Soon after Open Engagement and when Jen started teaching at Portland State University, she and students participated in “Social Practice West” at SFMoMA. Jen and her crew were fondly called “the quirky ones”, in contrast to the CCA “heady ones,” lead by the late, great Ted Purves, and Suzanne Lacy’s Otis students who focussed more on social justice. This trifecta built much of the foundation of this “new” field of practice.

 

I took this picture 10 years later at OE in Oakland, 2016. I imagine that Jen’s watching art creep up on utopia at the horizon.

Much has changed in those 12 years. OE has grown, had growing pains, and has begun aligning itself with urgent social and political concerns. Some of the more prominent debates have faded into the background, some remain. Sometimes it feels less like art and more like politics or activism, but that’s OK. Artists think of efficacy, ethics, and social justice more now, which they should if they work with communities or form provisional publics.

A few times over the years I’ve caught Jen in momentary repose and asked her to reflect on OE’s development and her role as its founder and director. The conversations haven’t always been comfortable, and at times she seemed guarded, less playful than I remembered. I imagine this has to do with constantly having to defend herself or her choices (or her team’s) curatorial choices or omissions. OE has been responsive to critiques (such as MTT tally), but some of us also lament the whimsy and intimacy lost over the years. The quirky ones have grown up with the field.

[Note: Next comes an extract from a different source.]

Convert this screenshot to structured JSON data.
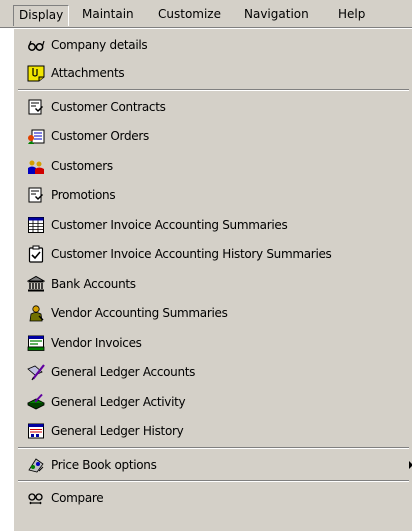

Working with institutions becomes a necessary for sustainability. And while this may take the perceptible edge off radical practices, it also advances and funds those practices. Artist Jeanne van Heeswijk famously declared, “Instrumentalize me!” and Nato Thompson works strategically with institutions to push art and politics onto different registers. To think that OE could have stayed grass roots seems naive, to think that social practice wouldn’t grow in popularity through educational programs, conferences and residencies dismisses the urgency in which artists view the world. Jen works with institutions and sees them as a medium. This way the field grows in ways that support new and emerging cultural workers, and creates spaces where they work alongside more established artists in the field. In this way OE has not changed. In this way, the residue of Come Together remains.

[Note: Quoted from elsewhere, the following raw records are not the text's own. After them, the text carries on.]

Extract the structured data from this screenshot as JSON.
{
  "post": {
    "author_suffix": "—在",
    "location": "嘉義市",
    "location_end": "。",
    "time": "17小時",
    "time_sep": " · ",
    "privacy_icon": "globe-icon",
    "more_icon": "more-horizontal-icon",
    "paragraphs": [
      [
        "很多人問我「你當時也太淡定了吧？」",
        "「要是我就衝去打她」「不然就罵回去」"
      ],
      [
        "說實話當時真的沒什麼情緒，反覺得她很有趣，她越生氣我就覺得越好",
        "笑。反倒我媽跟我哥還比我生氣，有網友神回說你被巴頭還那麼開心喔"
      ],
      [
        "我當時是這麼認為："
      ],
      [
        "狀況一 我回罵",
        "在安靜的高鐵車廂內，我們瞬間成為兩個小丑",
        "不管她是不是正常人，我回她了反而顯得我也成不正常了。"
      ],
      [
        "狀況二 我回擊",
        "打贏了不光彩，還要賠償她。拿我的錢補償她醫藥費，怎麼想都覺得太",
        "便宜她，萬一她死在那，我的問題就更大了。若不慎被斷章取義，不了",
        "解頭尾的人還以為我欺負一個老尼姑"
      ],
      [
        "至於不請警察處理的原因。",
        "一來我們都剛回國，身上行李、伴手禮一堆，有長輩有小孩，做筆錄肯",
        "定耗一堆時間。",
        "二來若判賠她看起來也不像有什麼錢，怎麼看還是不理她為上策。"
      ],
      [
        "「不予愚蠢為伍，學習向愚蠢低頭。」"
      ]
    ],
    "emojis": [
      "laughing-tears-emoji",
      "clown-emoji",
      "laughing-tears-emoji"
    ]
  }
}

I pulled a thread from a discussion from Social Practice West when I asked Jen about “the agency of the artwork.” She replied, “the ability of artwork to do something beyond what the artist can do, to affect change, to change people.”  Jen feels the fact that OE keeps happening tells her it’s doing what she wants it to do – “bringing people together, people finding their people.” She now sees OE as less of an art project but more as an extension of her community organizing and expansive pedagogical approaches to life and art. I want to consider for a moment Open Engagement as an artwork so I can understand how its agency forms its legacy––a space for other people to speak, for others to listen, and for everyone to act.

 

Bio:

Gretchen Coombs lives and works in Brisbane, Australia, where she teaches in the School of Design at Queensland University of Technology. Her interests include art and design criticism/activism.